However, given a constant 300°C field inlet temperature, attaining an average temperature of
525°C requires a field outlet temperature of 750°C. No HTF currently known other than high-
pressure steam or liquid metals (sodium, etc.) can be operated at such temperatures, so the
maximum field outlet temperature in this study is limited to 550°C, for an average field
temperature of 425°C.
III. Solar Advisor Model Results
a) Model Setup
The SAM program has two methods for simulating CSP trough power plants. The physical model
is based on theoretical relationships between the operating temperature and component
performance, while the empirical model is based on curve fits of data taken from operational,
existing CSP trough plants, the most recent of which is nearly 20 years old. The empirical model
can be argued to be more accurate, since it is based on actual measured plant performance;
however, there is a caveat, which is that the empirical models tend to break down when used to
simulate performance in conditions that are not similar to those present when the data on which the
model is based was taken. For this reason, the physical model was chosen for this analysis. The
outputs from recent work by NREL scientists were used to verify correct operation of the base
To begin, the template CSP trough systems available in SAM were used as a starting point. These
systems are not necessarily meant to represent any given existing CSP trough plant, but are rather
meant to be realistic aggregates of those plants that have been built. The simulation was set to use
the Solargenix SG-1 collector with Schott PTR70 and PTR70 2008 receivers (in separate runs to
look at the effect of varying receiver performance), and a 100MWe power block based on the
SEGS power blocks. The system base case uses zero to six hours of molten-salt (Hitec XL) two-
tank TES, as TES systems designed around molten salt have been operated and shown to work
reliably at several solar power plants, and to offer the best combination of cost and system
utilization of the concepts tested so far. The plant is also assumed to operate an organic HTF (in
this case Therminol VP-1®) between 300° and 400°C, which are typical values for existing CSP
trough plants. The solar field is assumed to have a constant solar multiple of 2.0 for 950W/m2
design irradiance level (the solar multiple is the thermal output of the field at design irradiance
divided by the power block thermal input at rated power).

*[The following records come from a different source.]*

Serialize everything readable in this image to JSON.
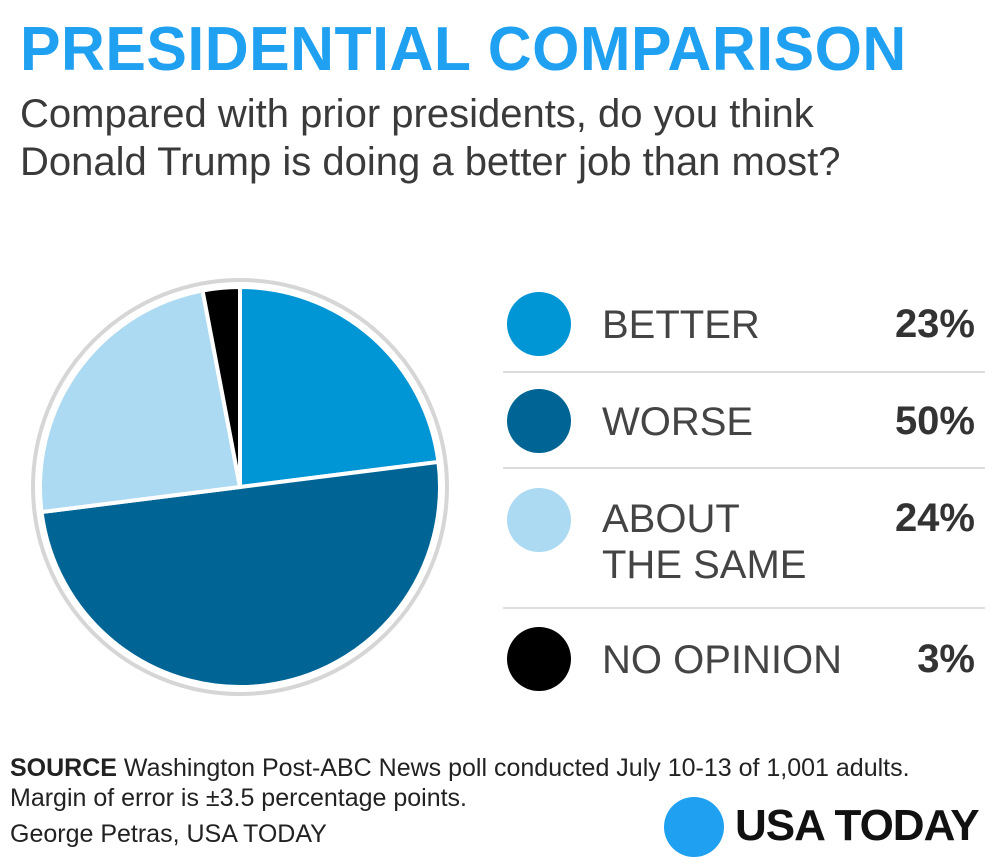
{
  "title": "PRESIDENTIAL COMPARISON",
  "subtitle": "Compared with prior presidents, do you think Donald Trump is doing a better job than most?",
  "chart_data": {
    "type": "pie",
    "start": "top, clockwise",
    "categories": [
      "BETTER",
      "WORSE",
      "ABOUT THE SAME",
      "NO OPINION"
    ],
    "values": [
      23,
      50,
      24,
      3
    ],
    "labels": [
      "23%",
      "50%",
      "24%",
      "3%"
    ],
    "colors": [
      "#0096d6",
      "#006595",
      "#acdaf2",
      "#000000"
    ],
    "legend_placement": "right"
  },
  "legend": [
    {
      "label": "BETTER",
      "pct": "23%"
    },
    {
      "label": "WORSE",
      "pct": "50%"
    },
    {
      "label_lines": [
        "ABOUT",
        "THE SAME"
      ],
      "pct": "24%"
    },
    {
      "label": "NO OPINION",
      "pct": "3%"
    }
  ],
  "source": {
    "label": "SOURCE",
    "text": "Washington Post-ABC News poll conducted July 10-13 of 1,001 adults.",
    "line2": "Margin of error is ±3.5 percentage points."
  },
  "credit": "George Petras, USA TODAY",
  "logo": {
    "text": "USA TODAY",
    "color": "#1fa0f0"
  }
}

The location selected (i.e., climate data set used) was Dagget, CA, which hosts some of the ten
SEGS CSP trough plants. The financial inputs were set to mirror those used in previous economic
studies by Turchi, which showed that the real LCOE for new 100MWe CSP installations with 6
hours of energy storage should be about 14.6¢/kWh, given a 30% Federal Investment Tax Credit
(ITC) and installed costs around $494,000,000. Furthermore, Turchi stated that the capacity factor
should be around 40% for the given inputs. The financial inputs used are given below, in Figure 8.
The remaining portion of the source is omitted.